The move is also a coup for France, which has set itself up as one of the most open crypto havens in the G7 and sought to lure big companies into setting up offices and regional headquarters in Paris.
Asset managers and traders have turned to crypto derivatives as many of them cannot trade coins due to regulatory and compliance concerns.
Many of the LSE’s biggest rivals, such a CME Group, CBOE Global Markets and Deutsche Boerse have all stepped up offerings to customers that wrap crypto assets in more traditional products and services.
Frank Soussan, head of LCH DigitalAssetClear, the new LCH unit for clearing digital assets, said there was a lot of demand from institutional investors to trade
For it to happen “there needs to be a framework which they are familiar with and comfortable with which at this stage is traditional market infrastructure, a regulated market venue and regulated [clearing house]”.
Derivatives such as futures and options products allow traders to bet that the price of an asset will rise or fall in a certain timeframe while only funding a fraction of the value of their trades.
Investors can leverage their positions and boost the size of profits but adverse market moves can also lead to outsized losses.

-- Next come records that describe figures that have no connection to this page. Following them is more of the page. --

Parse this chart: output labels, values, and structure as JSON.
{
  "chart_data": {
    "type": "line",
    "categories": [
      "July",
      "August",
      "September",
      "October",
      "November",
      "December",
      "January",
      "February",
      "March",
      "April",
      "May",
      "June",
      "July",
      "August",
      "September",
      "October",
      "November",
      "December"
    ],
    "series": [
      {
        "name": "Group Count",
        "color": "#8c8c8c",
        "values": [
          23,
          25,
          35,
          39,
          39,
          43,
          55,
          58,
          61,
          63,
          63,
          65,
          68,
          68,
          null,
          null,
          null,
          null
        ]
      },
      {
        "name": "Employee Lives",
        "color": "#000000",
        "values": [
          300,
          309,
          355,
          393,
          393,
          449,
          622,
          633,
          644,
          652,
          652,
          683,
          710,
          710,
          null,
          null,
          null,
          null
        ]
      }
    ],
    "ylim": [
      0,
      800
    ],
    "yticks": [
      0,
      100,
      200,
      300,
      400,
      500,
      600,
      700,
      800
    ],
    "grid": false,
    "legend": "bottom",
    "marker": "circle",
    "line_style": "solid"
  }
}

Founded in 2020, GFO-X is run by a group of former hedge fund managers and clearing and settlement executives. Arnab Sen, its co-founder, said he “set the company up specifically to provide institutional access to the digital asset space.”
Sen, who previously founded hedge fund Harbour Capital, said that institutions could not really get into the market unless they were reassured that their counterparty would not default.
“In traditional markets, that risk is solved for via a [central counterparty clearing house],” he added. A clearing house sits between two parties in a transaction, helping manage adverse fallout if one side defaults.
LCH is the world’s largest derivatives clearing house but the business is largely housed at its London arm. LCH’s Paris arm will settle the derivatives with cash and the margin for its crypto unit will be held separately.
“DigitalAssetClear will have its own default fund and its own set of rules in order to prevent any contagion effect,” added Soussan. “At no point in time [will LCH SA hold] the physical bitcoin asset which removes a large component of the risk,” he said.
To calculate its margin levels, LCH SA will use a reference rate built by GFO-X and crypto data firm Coin Metrics that draws prices from seven exchanges, Soussan added.
LCH’s Paris arm aims to begin clearing crypto derivatives in the fourth quarter of the year, subject to regulatory approvals.